6. Practical Evaluation

Checking learners' course completion status may not be the right metric for evaluating learners' understanding of cybersecurity concepts. Rather, floating a fake phishing email stream and checking their response practically is advised. Also, scenario-based simulation assessments are very effective in assessing learners' knowledge.

Quick Case Study

A renowned banking, financial services and insurance (BFSI) company spent five months to develop a cybersecure workplace with a robust training framework:

1. The Learning and Development (L&D) team worked alongside the recruitment team to include cyberawareness training ("data privacy" module) during the onboarding process.

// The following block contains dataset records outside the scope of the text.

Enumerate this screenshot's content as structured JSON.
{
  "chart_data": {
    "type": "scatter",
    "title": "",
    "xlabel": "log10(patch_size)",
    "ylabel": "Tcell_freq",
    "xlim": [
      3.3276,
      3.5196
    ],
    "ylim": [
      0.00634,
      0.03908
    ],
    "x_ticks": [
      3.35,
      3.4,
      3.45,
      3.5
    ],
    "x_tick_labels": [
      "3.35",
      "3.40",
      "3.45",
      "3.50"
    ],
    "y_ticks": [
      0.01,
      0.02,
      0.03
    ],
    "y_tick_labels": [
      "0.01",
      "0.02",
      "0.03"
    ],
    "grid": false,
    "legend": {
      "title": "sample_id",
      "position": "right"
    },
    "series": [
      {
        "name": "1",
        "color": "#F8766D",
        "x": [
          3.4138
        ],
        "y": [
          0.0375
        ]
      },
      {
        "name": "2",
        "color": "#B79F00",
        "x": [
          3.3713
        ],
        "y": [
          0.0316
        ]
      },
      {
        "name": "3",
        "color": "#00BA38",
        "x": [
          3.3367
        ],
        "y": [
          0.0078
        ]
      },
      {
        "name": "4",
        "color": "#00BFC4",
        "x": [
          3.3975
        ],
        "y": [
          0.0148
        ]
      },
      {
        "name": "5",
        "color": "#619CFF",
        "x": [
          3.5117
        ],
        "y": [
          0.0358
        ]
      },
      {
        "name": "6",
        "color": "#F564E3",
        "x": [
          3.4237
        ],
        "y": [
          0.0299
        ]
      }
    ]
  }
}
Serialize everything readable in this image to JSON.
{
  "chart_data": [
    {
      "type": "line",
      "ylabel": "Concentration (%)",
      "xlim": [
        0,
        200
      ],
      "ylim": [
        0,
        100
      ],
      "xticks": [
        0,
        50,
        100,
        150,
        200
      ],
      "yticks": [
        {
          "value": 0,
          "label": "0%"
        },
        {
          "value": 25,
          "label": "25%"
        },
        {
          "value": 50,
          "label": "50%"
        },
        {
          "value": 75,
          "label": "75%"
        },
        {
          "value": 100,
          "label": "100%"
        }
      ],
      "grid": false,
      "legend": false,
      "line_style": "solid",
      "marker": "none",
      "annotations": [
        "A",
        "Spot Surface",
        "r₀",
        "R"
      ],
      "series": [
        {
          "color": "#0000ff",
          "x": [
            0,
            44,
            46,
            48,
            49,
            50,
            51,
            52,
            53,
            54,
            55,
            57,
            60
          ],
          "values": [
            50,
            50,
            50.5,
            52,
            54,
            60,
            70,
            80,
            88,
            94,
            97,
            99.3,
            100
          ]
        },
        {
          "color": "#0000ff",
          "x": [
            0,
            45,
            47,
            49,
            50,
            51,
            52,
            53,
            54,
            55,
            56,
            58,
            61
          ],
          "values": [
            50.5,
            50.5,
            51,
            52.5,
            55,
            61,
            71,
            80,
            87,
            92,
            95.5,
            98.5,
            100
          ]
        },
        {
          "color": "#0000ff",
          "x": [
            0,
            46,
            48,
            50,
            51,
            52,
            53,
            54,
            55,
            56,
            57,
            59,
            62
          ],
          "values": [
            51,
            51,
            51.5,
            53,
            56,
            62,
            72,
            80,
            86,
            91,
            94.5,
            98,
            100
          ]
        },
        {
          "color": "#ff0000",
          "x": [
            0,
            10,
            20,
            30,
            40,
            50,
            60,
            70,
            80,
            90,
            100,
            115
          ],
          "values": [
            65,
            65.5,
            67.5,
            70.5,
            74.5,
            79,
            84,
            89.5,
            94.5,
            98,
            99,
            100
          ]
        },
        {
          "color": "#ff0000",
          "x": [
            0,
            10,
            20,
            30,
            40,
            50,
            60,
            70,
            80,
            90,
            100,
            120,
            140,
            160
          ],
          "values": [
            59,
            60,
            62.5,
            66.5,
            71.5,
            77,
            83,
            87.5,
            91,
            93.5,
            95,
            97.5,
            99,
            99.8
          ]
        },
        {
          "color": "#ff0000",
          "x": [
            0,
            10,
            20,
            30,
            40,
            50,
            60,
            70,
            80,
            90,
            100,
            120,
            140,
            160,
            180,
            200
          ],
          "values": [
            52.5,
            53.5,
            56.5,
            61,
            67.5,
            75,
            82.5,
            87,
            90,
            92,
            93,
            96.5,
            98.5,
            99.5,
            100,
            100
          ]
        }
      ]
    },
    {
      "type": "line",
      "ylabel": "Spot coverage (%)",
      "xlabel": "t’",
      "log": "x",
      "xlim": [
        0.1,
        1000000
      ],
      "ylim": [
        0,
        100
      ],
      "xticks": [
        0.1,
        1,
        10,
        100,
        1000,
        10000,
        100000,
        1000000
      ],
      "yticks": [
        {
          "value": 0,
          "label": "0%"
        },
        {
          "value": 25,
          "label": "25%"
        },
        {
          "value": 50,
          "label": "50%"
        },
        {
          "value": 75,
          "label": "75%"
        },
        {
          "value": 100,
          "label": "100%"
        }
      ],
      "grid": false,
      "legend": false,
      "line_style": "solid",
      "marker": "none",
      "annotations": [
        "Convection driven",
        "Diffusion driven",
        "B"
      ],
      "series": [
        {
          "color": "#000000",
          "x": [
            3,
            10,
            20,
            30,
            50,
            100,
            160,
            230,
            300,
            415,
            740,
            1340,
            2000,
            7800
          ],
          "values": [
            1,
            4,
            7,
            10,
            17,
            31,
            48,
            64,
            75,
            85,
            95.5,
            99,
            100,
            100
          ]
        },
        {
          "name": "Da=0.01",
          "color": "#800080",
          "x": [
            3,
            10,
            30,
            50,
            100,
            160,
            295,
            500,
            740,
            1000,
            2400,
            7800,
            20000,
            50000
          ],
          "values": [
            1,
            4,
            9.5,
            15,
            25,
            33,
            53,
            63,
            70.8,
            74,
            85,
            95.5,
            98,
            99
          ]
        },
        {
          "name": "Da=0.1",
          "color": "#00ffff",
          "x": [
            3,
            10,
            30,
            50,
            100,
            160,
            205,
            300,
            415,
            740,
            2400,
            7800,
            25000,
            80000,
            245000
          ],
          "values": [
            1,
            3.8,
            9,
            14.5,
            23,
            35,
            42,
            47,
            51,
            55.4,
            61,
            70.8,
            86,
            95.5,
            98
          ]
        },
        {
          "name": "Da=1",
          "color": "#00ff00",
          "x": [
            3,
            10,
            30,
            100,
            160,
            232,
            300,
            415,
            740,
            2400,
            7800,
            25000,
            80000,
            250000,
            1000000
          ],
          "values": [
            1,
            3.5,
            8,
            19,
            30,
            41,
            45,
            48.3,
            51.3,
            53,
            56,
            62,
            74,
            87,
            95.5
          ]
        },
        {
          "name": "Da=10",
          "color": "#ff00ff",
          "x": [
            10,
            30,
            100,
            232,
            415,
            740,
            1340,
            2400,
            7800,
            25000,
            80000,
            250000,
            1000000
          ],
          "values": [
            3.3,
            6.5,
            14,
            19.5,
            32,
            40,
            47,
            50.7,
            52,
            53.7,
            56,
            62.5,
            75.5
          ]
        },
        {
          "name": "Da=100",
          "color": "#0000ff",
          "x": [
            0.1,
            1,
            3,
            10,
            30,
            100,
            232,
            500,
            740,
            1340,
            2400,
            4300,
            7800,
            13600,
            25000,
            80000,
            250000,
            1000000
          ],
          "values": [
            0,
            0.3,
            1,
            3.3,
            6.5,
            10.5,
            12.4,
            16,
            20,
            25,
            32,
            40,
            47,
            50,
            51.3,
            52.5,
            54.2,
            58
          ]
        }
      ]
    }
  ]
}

2. The internal L&D team and technical SMEs were involved in developing content for year-round training programs along with a US-based cybersecurity training service provider engaged for the purpose.

3. A simulated phishing exercise was used to evaluate the learners’ understanding.

4. The pre-assessment results of senior employees were surprising: only 38% of executive or director level people have a basic idea of cyber literacy.

5. The L&D team designed specialized training programs and workshops for executives and leaders, with game elements.

6. Senior executives found the customized training programs and workshops insightful and strongly believed that the training programs would help them in confident decision-making about cyber risks.

7. Managers were encouraged to have brown-bag discussions about the importance of cybersecurity and the scope of the damage.

Retrospect The L&D Approach In Cybersecurity Training

The L&D approach toward cybersecurity training must be changed. Cybersecurity training is not meant for IT professionals only; structurally, cybersecurity literacy should be treated as mandatory training for every single employee. Conducting periodic training for employees on the fundamentals of cybersecurity, such as phishing emails, data confidentiality, data breaches, and malware, is highly recommended.